Disagreement Patterns:
- In Task 1, annotators agreed most on "Non-inflation-related" documents and struggled most with "Inflation-cause-dominant" vs. "Inflation-related" distinctions.
- In Task 2, the least-agreed triples involved complex economic concepts like "Monetary Policy" and "Wages," suggesting these are the most subjective areas of narrative interpretation.

5. Significance and Implications

Redefining Reliability: The paper argues that in tasks involving human label variation, a single reliability score is insufficient.

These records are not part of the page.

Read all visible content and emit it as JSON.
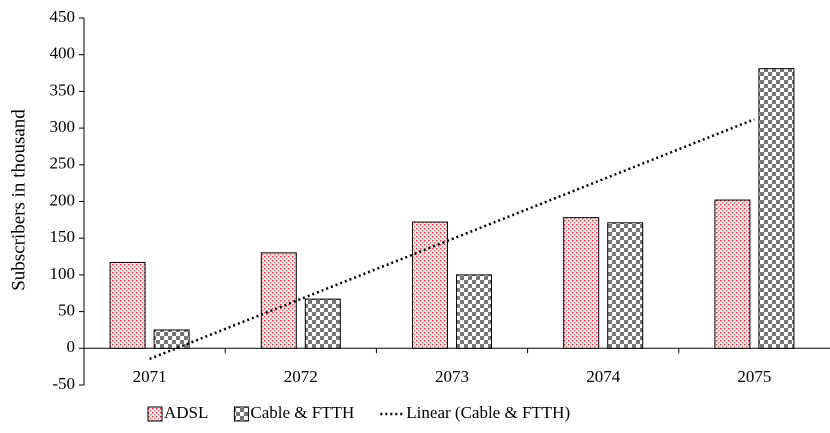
{
  "chart_data": {
    "type": "bar",
    "ylabel": "Subscribers in thousand",
    "categories": [
      "2071",
      "2072",
      "2073",
      "2074",
      "2075"
    ],
    "series": [
      {
        "name": "ADSL",
        "color": "#e8a0a8",
        "values": [
          117,
          130,
          172,
          178,
          202
        ]
      },
      {
        "name": "Cable & FTTH",
        "color": "#888888",
        "values": [
          25,
          67,
          100,
          171,
          381
        ]
      }
    ],
    "trendline": {
      "name": "Linear (Cable & FTTH)",
      "fit": "linear",
      "series": "Cable & FTTH"
    },
    "ylim": [
      -50,
      450
    ],
    "yticks": [
      -50,
      0,
      50,
      100,
      150,
      200,
      250,
      300,
      350,
      400,
      450
    ],
    "grid": false
  }
}
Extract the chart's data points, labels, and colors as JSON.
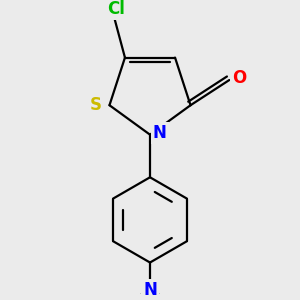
{
  "background_color": "#ebebeb",
  "bond_color": "#000000",
  "bond_width": 1.6,
  "atom_colors": {
    "Cl": "#00bb00",
    "S": "#ccbb00",
    "N": "#0000ff",
    "O": "#ff0000",
    "C": "#000000"
  },
  "font_size": 12,
  "figsize": [
    3.0,
    3.0
  ],
  "dpi": 100
}
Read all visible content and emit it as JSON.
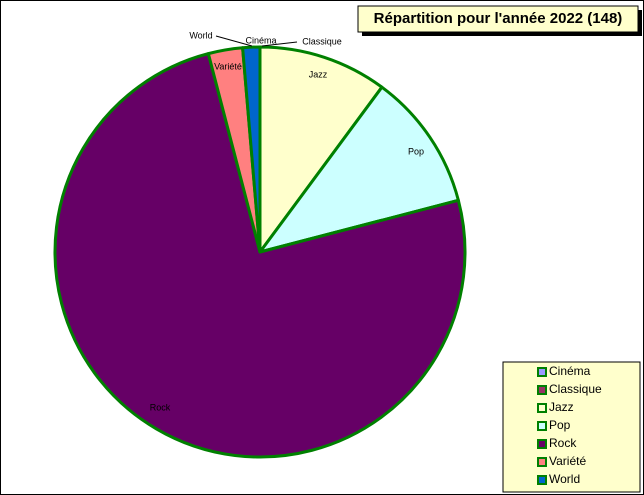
{
  "chart_data": {
    "type": "pie",
    "title": "Répartition pour l'année 2022 (148)",
    "categories": [
      "Cinéma",
      "Classique",
      "Jazz",
      "Pop",
      "Rock",
      "Variété",
      "World"
    ],
    "values": [
      0,
      0,
      15,
      16,
      111,
      4,
      2
    ],
    "colors": [
      "#9999ff",
      "#993366",
      "#ffffcc",
      "#ccffff",
      "#660066",
      "#ff8080",
      "#0066cc"
    ],
    "legend": "bottom-right"
  }
}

Researchers should report multiple scores across different metric granularities to capture the "spectrum" of agreement.
Best Practices for Graph Annotation: The study suggests that for robust evaluation, researchers should constrain narrative graphs to local structures (1-hop neighbors) rather than attempting to capture full multi-hop causal chains, as the latter introduces excessive variability without necessarily adding interpretive value.
Methodological Bridge: By integrating QCA (a social science method) into NLP, the authors demonstrate a path forward for handling subjective, interpretive tasks where "ground truth" is not a single label but a set of plausible interpretations.
Open Science: The authors open-sourced their graph-based Krippendorff's $\alpha$ implementation and the annotation guidelines, facilitating reproducibility and further research in narrative understanding.

In conclusion, the paper moves the field from seeking a single "correct" annotation (invariance) to understanding and quantifying the spectrum of human interpretation (variance), providing a rigorous framework for evaluating complex narrative structures.